End-to-End API Call Sequence
This is the most practical sequence for using the backend from start to end.
1. Health check
2. Seed the graph
3. Evaluate a campaign
- POST /api/strategy/full-evaluate
Typical output includes:
- campaign_vector_12d
- campaign_vector_pca
- gmm metadata
- heatmap ranking
- cluster_cards
- rejected flag
- optimized output if rejected
4. Get doctors for the selected cluster
- GET /api/strategy/cluster/{cluster_id}/doctors
5. Get a persona
- GET /api/persona/{code_name}
or
- GET /api/persona/from-cluster/{cluster_id}
6. Start simulation
- POST /api/simulation/start
7. Complete handshake
- POST /api/simulation/handshake
- POST /api/simulation/ice-candidate
8. Run conversation turns
- POST /api/simulation/turn
9. Run compliance analysis if needed
10. Review session analytics
- GET /api/analytics/session/{session_id}
11. Inspect runtime status if needed
- GET /api/stats/embedding
- GET /api/stats/projection
- GET /api/stats/cache
- GET /api/stats/dlq
- GET /api/stats/outbox
Real Request Flow Summary
Standalone Mermaid source for direct Mermaid Preview:
sequenceDiagram
participant Client
participant API as FastAPI Backend
participant Strategy as Strategy Services
participant Graph as Neo4j
participant Redis as Redis
participant Chroma as ChromaDB
participant Ollama as Ollama
participant DID as D-ID
participant Hume as Hume
Client->>API: GET /healthz
API-->>Client: status ok
Client->>API: POST /api/pipeline/seed
API->>Graph: ingest doctors
Graph-->>API: seeded result
API-->>Client: graph ready
Client->>API: POST /api/strategy/full-evaluate
API->>Strategy: load records and cluster
Strategy->>Ollama: feature extraction or optimization if configured
Strategy->>Chroma: retrieve campaign examples if needed
Strategy-->>API: heatmap and cluster result
API-->>Client: strategy response
Client->>API: GET /api/strategy/cluster/{cluster_id}/doctors
API-->>Client: doctors in chosen segment
Client->>API: GET /api/persona/{code_name}
API->>Graph: doctor lookup
Graph-->>API: doctor data or empty
API-->>Client: persona payload
Client->>API: POST /api/simulation/start
API->>DID: create stream if configured
API->>Redis: store session
API-->>Client: session and stream details
Client->>API: POST /api/simulation/turn
API->>Redis: read and update session
API->>Chroma: semantic cache lookup
API->>Ollama: generate reply if needed
API->>Hume: analyze prosody if audio present
API-->>Client: simulation response
Client->>API: POST /api/mohp/evaluate
API->>Ollama: generate objections if configured
API->>Redis: store objections
API-->>Client: objections
Client->>API: GET /api/analytics/session/{session_id}
API->>Redis: load session analytics
API-->>Client: full review
Notable Implementation Details and Discrepancies
- Auth routes exist in code but are not mounted in the app.

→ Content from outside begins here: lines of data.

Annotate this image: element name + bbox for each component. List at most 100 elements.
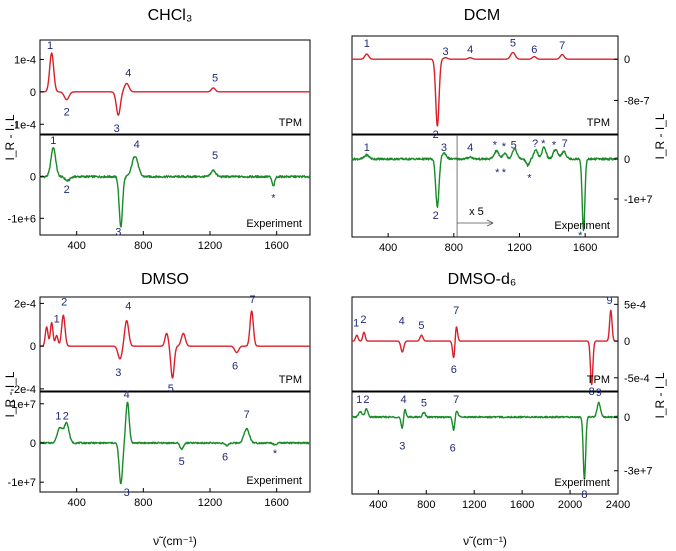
y-tick-label: -1e+6 (8, 213, 36, 225)
y-tick-label: 5e-4 (624, 299, 646, 311)
peak-label: 6 (531, 44, 537, 56)
y-tick-label: 0 (624, 154, 630, 166)
peak-label: 3 (114, 123, 120, 135)
peak-label: 3 (115, 227, 121, 239)
panel-tpm: 2e-4 0 -2e-4 12 3 4 5 6 7 TPM (10, 294, 311, 396)
spectrum-trace (351, 401, 619, 480)
peak-label: 1 (356, 394, 362, 406)
peak-label: 5 (511, 140, 517, 152)
peak-label: 4 (467, 142, 473, 154)
peak-label: * (271, 193, 276, 205)
peak-label: 3 (124, 487, 130, 499)
chart-title: CHCl₃ (148, 7, 193, 24)
peak-label: * (493, 140, 498, 152)
peak-label: 6 (451, 364, 457, 376)
spectrum-trace (351, 309, 619, 386)
y-axis-title: I_R - I_L (3, 371, 17, 417)
peak-label: 7 (562, 138, 568, 150)
scale-annotation: x 5 (469, 206, 484, 218)
panel-frame (351, 35, 619, 135)
y-tick-label: 0 (30, 341, 36, 353)
chart-title: DCM (464, 7, 500, 24)
peak-label: 6 (222, 452, 228, 464)
x-tick-label: 400 (67, 497, 85, 509)
y-axis-title: I_R - I_L (653, 372, 667, 418)
series-tag: Experiment (246, 218, 302, 230)
peak-label: * (552, 140, 557, 152)
x-axis-title: ν̃ (cm⁻¹) (153, 534, 197, 548)
peak-label: 2 (63, 411, 69, 423)
peak-label: 8 (581, 489, 587, 501)
peak-label: 2 (61, 296, 67, 308)
y-tick-label: 1e+7 (11, 399, 36, 411)
panel-frame (351, 391, 619, 495)
x-tick-label: 1200 (462, 499, 486, 511)
peak-label: 4 (399, 316, 405, 328)
peak-label: 2 (360, 314, 366, 326)
peak-label: 5 (510, 38, 516, 50)
spectrum-trace (39, 147, 311, 228)
peak-label: 5 (418, 320, 424, 332)
peak-label: 5 (212, 150, 218, 162)
peak-label: 5 (212, 73, 218, 85)
peak-label: * (541, 138, 546, 150)
peak-label: 6 (450, 442, 456, 454)
x-tick-label: 1200 (198, 497, 222, 509)
peak-label: * (502, 167, 507, 179)
series-tag: TPM (279, 117, 302, 129)
peak-label: 9 (607, 295, 613, 307)
panel-frame (39, 39, 311, 135)
y-tick-label: 0 (624, 412, 630, 424)
spectrum-trace (39, 401, 311, 485)
peak-label: 6 (232, 360, 238, 372)
x-tick-label: 1600 (264, 497, 288, 509)
x-tick-label: 1600 (573, 242, 597, 254)
peak-label: 1 (47, 40, 53, 52)
y-tick-label: -1e+7 (624, 194, 652, 206)
peak-label: 1 (364, 142, 370, 154)
peak-label: * (273, 448, 278, 460)
series-tag: Experiment (554, 477, 610, 489)
x-tick-label: 400 (379, 242, 397, 254)
peak-label: 3 (441, 142, 447, 154)
peak-label: 5 (179, 456, 185, 468)
y-tick-label: -1e-4 (10, 119, 36, 131)
chart-1: CHCl₃ 1e-4 0 -1e-4 1 2 3 4 5 TPM 0 -1e+6 1 2 3 4 5 * Exper… (3, 7, 311, 252)
peak-label: 3 (443, 46, 449, 58)
y-axis-title: I_R - I_L (653, 113, 667, 159)
peak-label: 7 (453, 305, 459, 317)
peak-label: 7 (249, 294, 255, 306)
peak-label: 7 (453, 394, 459, 406)
peak-label: 5 (421, 398, 427, 410)
peak-label: 1 (353, 318, 359, 330)
peak-label: 1 (50, 135, 56, 147)
peak-label: 4 (125, 301, 131, 313)
peak-label: * (495, 167, 500, 179)
peak-label: 7 (559, 40, 565, 52)
y-tick-label: -8e-7 (624, 95, 650, 107)
peak-label: 2 (64, 106, 70, 118)
y-tick-label: -2e-4 (10, 384, 36, 396)
x-tick-label: 400 (369, 499, 387, 511)
spectrum-trace (39, 310, 311, 379)
y-axis-title: I_R - I_L (3, 114, 17, 160)
peak-label: 4 (124, 389, 130, 401)
panel-experiment: 0 -1e+6 1 2 3 4 5 * Experiment (8, 134, 311, 239)
series-tag: TPM (279, 374, 302, 386)
panel-frame (39, 134, 311, 236)
peak-label: 1 (54, 313, 60, 325)
spectrum-trace (351, 146, 619, 232)
panel-frame (39, 296, 311, 392)
peak-label: * (578, 230, 583, 242)
y-tick-label: 1e-4 (14, 54, 36, 66)
x-axis-title: ν̃ (cm⁻¹) (463, 534, 507, 548)
x-tick-label: 800 (134, 497, 152, 509)
spectrum-trace (39, 52, 311, 116)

- Strategy scoring uses local datasets and local ML, not the graph database.
- Persona cluster profiles are hardcoded rather than learned dynamically.
- Simulation turn processing does not automatically call MOHP.
- Redis, Neo4j, and Chroma each have graceful degradation modes.
- RabbitMQ is optional. Default outbox transport is Redis Streams.
- Projection weights are preloaded at startup and can fall back to generated defaults if the weights file is missing.
Recommended Mental Model for the Project
The backend is best understood as three connected subsystems rather than one monolithic pipeline:
Subsystem 1: Strategy intelligence
- local doctor dataset
- campaign vectorization
- clustering
- distance-based fit scoring
- optimization and blueprint generation
Subsystem 2: Knowledge graph
- doctor graph persistence in Neo4j
- institution and topic exploration
- graph-backed doctor lookups
Subsystem 3: Simulation and analytics
- persona-driven simulation sessions
- WebRTC integration
- caching and session persistence
- MOHP objections
- analytics and history
Together, these subsystems support the full product flow from doctor data setup to campaign evaluation to live roleplay and post-session review.